Administration and Liquidation are both insolvency processes for limited companies who meet the insolvent criteria. Both are governed by the 1986 Insolvency Act. This being said, the processes are very different and each only applicable in certain circumstances. The two are often confused – This page outlines the two processes by explaining their definition as well as exploring some of the main differences between them.
What is Administration?
Administration involves appointing a licensed insolvency practitioner to a company as it becomes insolvent and can no longer pay its debts. Administrators take over and run the company, taking necessary action to repay creditors. A restructuring and recovery plan is made and implemented and a moratorium is put around the company, whereby they are protected from any legal action during this period. The administrator assesses the companies' viability.
The process is temporary and not long term – it runs for typically a year, unless courts and creditors allow this to be extended.
Administrators must adhere to the following statutory purposes for their role: So the aims of administration are the following;
- Rescue the company as a going concern
- Realise property or assets in order to distribute to one or more preferential creditors
- Achieve better results for company creditors overall; better than if it was wound up
After 14 days of entering administration, employment contracts of the company are taken on by the administrators. Hence, it is favourable for the company to be sold out of administration before this date. If it can’t be sold then usually the company ceases trading and enters liquidation.

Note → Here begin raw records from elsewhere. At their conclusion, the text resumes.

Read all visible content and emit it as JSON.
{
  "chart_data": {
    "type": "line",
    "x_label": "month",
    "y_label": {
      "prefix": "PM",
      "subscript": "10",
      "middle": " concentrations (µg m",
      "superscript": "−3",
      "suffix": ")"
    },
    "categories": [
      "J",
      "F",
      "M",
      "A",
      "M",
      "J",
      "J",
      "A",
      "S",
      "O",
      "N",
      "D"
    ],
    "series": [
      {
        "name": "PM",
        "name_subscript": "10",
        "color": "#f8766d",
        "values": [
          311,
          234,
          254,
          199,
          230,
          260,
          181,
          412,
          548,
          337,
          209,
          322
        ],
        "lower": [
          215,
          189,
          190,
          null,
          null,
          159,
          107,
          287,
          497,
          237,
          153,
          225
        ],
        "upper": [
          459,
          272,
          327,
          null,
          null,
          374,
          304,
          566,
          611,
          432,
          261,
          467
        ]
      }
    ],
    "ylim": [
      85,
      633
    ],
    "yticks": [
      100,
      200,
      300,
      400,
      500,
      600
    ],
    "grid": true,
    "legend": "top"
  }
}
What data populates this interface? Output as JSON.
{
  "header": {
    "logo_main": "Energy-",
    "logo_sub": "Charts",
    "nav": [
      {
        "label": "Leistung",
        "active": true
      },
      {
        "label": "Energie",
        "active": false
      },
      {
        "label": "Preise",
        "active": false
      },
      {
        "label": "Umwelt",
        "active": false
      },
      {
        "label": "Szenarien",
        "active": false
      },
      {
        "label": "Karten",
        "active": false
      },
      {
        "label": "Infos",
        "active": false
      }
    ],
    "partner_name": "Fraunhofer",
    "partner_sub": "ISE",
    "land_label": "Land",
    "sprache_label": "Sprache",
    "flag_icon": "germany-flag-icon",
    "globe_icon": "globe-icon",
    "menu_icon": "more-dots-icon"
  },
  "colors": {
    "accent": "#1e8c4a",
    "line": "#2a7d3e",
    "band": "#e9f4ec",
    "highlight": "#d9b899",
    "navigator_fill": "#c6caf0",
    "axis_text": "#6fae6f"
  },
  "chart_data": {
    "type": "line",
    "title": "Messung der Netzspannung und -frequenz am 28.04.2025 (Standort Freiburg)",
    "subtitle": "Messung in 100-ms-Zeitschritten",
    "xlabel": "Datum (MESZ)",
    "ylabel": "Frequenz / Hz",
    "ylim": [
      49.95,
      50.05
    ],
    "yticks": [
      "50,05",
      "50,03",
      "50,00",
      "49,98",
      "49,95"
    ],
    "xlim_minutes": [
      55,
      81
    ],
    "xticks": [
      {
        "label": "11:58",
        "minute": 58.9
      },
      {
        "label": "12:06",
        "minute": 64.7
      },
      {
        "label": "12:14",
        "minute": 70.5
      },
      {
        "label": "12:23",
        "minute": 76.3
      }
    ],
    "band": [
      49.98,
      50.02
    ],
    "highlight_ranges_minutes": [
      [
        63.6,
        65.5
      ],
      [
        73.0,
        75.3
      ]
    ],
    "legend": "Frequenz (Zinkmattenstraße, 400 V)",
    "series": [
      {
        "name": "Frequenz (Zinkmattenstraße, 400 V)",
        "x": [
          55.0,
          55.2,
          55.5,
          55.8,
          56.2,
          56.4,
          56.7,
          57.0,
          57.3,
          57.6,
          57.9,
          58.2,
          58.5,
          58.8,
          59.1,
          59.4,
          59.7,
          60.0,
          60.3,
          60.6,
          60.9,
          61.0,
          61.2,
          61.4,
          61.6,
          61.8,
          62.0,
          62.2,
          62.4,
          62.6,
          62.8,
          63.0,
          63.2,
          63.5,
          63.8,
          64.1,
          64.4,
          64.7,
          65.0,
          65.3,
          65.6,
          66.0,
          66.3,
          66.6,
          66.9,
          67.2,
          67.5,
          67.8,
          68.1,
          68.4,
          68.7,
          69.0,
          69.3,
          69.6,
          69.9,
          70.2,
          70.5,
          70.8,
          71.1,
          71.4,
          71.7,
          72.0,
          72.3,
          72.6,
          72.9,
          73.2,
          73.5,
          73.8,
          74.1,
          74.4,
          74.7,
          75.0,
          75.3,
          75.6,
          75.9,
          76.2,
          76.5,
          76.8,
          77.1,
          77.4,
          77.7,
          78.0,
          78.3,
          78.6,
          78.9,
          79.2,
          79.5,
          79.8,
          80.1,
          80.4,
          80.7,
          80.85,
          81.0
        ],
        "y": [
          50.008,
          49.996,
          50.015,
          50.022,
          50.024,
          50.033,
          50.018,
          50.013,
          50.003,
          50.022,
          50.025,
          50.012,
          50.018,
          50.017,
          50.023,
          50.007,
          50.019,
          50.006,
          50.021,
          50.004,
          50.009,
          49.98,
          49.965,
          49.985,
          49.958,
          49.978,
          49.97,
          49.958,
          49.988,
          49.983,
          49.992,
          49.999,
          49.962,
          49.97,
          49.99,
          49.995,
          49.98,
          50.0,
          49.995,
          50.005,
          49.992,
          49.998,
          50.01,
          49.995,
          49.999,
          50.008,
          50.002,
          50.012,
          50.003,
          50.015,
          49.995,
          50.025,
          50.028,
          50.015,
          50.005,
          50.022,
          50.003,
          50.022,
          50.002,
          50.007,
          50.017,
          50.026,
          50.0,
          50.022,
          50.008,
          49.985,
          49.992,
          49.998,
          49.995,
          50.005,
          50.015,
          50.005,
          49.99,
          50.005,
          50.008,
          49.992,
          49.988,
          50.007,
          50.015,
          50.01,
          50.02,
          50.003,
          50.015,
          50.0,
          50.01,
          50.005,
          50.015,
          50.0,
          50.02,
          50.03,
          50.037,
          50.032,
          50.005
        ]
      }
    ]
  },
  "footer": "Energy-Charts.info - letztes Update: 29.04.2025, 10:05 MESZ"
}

Overall, the idea of administration is to try and prevent the company from having to enter liquidation in the first place. It tries to turnaround and rescue a company. However, administrators are duty bound to always act in the best interest of the creditors.
What is Liquidation?
Liquidation is the process of selling off or realising company assets in return for funds, from which pay the creditors. Usually this happens after the company has stopped trading. An insolvency practitioner works with the directors to do this. The end stage of liquidation is formal dissolution and removing the company from the register at Companies House.
Liquidation can occur after administration, if it failed to work, as the company will be left with no other choice than to close.
There are two types of liquidation: creditors voluntary and compulsory; one being instigated from creditors needing debts paid off and the other being instigated by the court following winding up petitions from creditors.
Note: not always does liquidation mean the literal end for a business. Directors are able to purchase back the assets as market value and trade through a different company. Be aware though that there are strict rules on reusing company names.
So, What Are The differences?
Most importantly, administration is an insolvency procedure which aims to rescue the company, whereas a liquidation almost always results in the end of the company.
Another difference is that administration can occur when the business has cash flow problems, but the business is viable and may need the protection of the creditors, whereas liquidations occur when the company is no longer viable and becomes insolvent (except in the case of a MVL).
During the time of which a liquidation is proposed and a liquidator appointed, a creditor could begin or complete legal action against the company. This contrasts to when a company enters administration and a moratorium period gives protection over any legal action from creditors.
In some cases, administration is more time bound than a liquidation. As it is a race to rescue the company, administrations have a limit of 12 months maximum. However, liquidations, of which close a company, are non-time bound.